Na sua extensa Mitologia grega (3 volumes), Editora
Vozes, o brasileiro Juanito de Souza aborda como os gregos acabaram por
ser influenciados pelas concepções vindas do Oriente, o que, por consequência desembocou
na racionalização metafísica romana, de onde nos vem o Deus único cristão, cuja
origem primária está no judaísmo, do qual se origina também o Islamismo.
Os historiadores de religião, no entanto, não enxergam uma evolução
direta do politeísmo para o monoteísmo, como análises apressadas podem indicar.
Em O Sagrado e o Profano,
o historiador das religiões, o romeno Mircea Eliade, argumenta que o ser humano
“faz parte da criação dos deuses, ou
seja, em outras palavras, ele reencontra em si mesmo a santidade que reconhece
no Cosmos.
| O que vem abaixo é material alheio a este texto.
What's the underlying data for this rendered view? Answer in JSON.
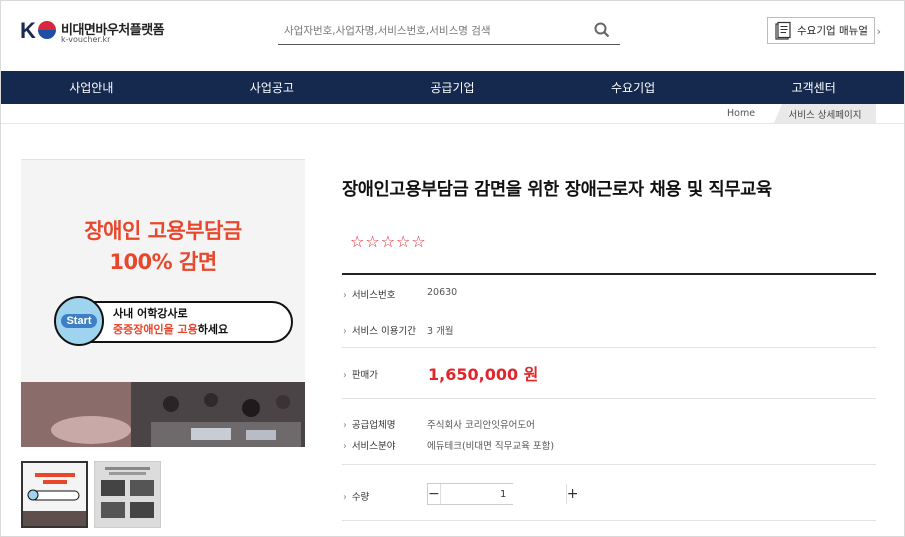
{
  "header": {
    "logo_mark": "K",
    "logo_title": "비대면바우처플랫폼",
    "logo_sub": "k-voucher.kr",
    "search_placeholder": "사업자번호,사업자명,서비스번호,서비스명 검색",
    "manual_label": "수요기업 매뉴얼"
  },
  "nav": [
    "사업안내",
    "사업공고",
    "공급기업",
    "수요기업",
    "고객센터"
  ],
  "breadcrumb": {
    "home": "Home",
    "current": "서비스 상세페이지"
  },
  "image": {
    "title_line1": "장애인 고용부담금",
    "title_line2": "100% 감면",
    "start": "Start",
    "pill_line1": "사내 어학강사로",
    "pill_line2_red": "중증장애인을 고용",
    "pill_line2_rest": "하세요"
  },
  "product": {
    "title": "장애인고용부담금 감면을 위한 장애근로자 채용 및 직무교육",
    "stars": "☆☆☆☆☆",
    "rows": {
      "service_no_label": "서비스번호",
      "service_no": "20630",
      "period_label": "서비스 이용기간",
      "period": "3 개월",
      "price_label": "판매가",
      "price": "1,650,000 원",
      "supplier_label": "공급업체명",
      "supplier": "주식회사 코리안잇유어도어",
      "field_label": "서비스분야",
      "field": "에듀테크(비대면 직무교육 포함)",
      "qty_label": "수량",
      "qty_minus": "−",
      "qty_value": "1",
      "qty_plus": "+"
    }
  },
  "colors": {
    "nav_bg": "#15294f",
    "accent_red": "#e0252b",
    "image_title": "#e8472c"
  }
}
Segue-se daí que sua vida é assimilada à vida cósmica: como obra
divina, esta se torna a imagem exemplar da existência humana”.
Eliade está dizendo que nós não nos aferramos à ideia de
Deus ou de Deuses como um apelo desesperado de negarmos conscientemente a
finitude da existência, mas porque entendemos fazer parte da criação.
De uma tacada só o filósofo romeno destrói duas crenças
banais do ateísmo.
A primeira delas originada na infeliz frase de Marx – “a
religião é o ópio do povo” - e a segunda a do suposto niilismo (nihil/nada) da
extensa obra do filósofo alemão Friedrich Nietzsche.
Aliás, só quem nunca leu Nietzsche ou o leu de forma canhestra
não percebe a monumental elegia religiosa que o sábio alemão concebeu.
De Sócrates a Nietzsche, passando por Eliade, o que essa
gente toda quer dizer é que a Criação é um ato contínuo, da qual todos nós fazemos
parte.
Essa racionalização acabou por trazer problemas para Pierre
Teilhard de Chardin - jesuíta, teólogo, filósofo e paleontólogo francês – autor
dos monumentais O meio
divino e Fenômeno Humano.
Chardin foi enquadrado pelo Vaticano no Index Librorum Prohibitorum,
proibido de continuar publicando e desterrado para a China por sua ordem.
O sábio jesuíta fala da construção do Cristo Ômega (a vigésima e última
letra do alfabeto grego), mas junta nas suas racionalizações ciência e religião
(darwinismo) e um bocado dos conceitos religiosos hinduístas, e nada disso é
aceito ainda hoje pelo Catolicismo.
Convenhamos, tudo isso são obras e vidas monumentais para que ainda tenha
gente a dar ouvido às besteiras ditas pelo ator norte-americano.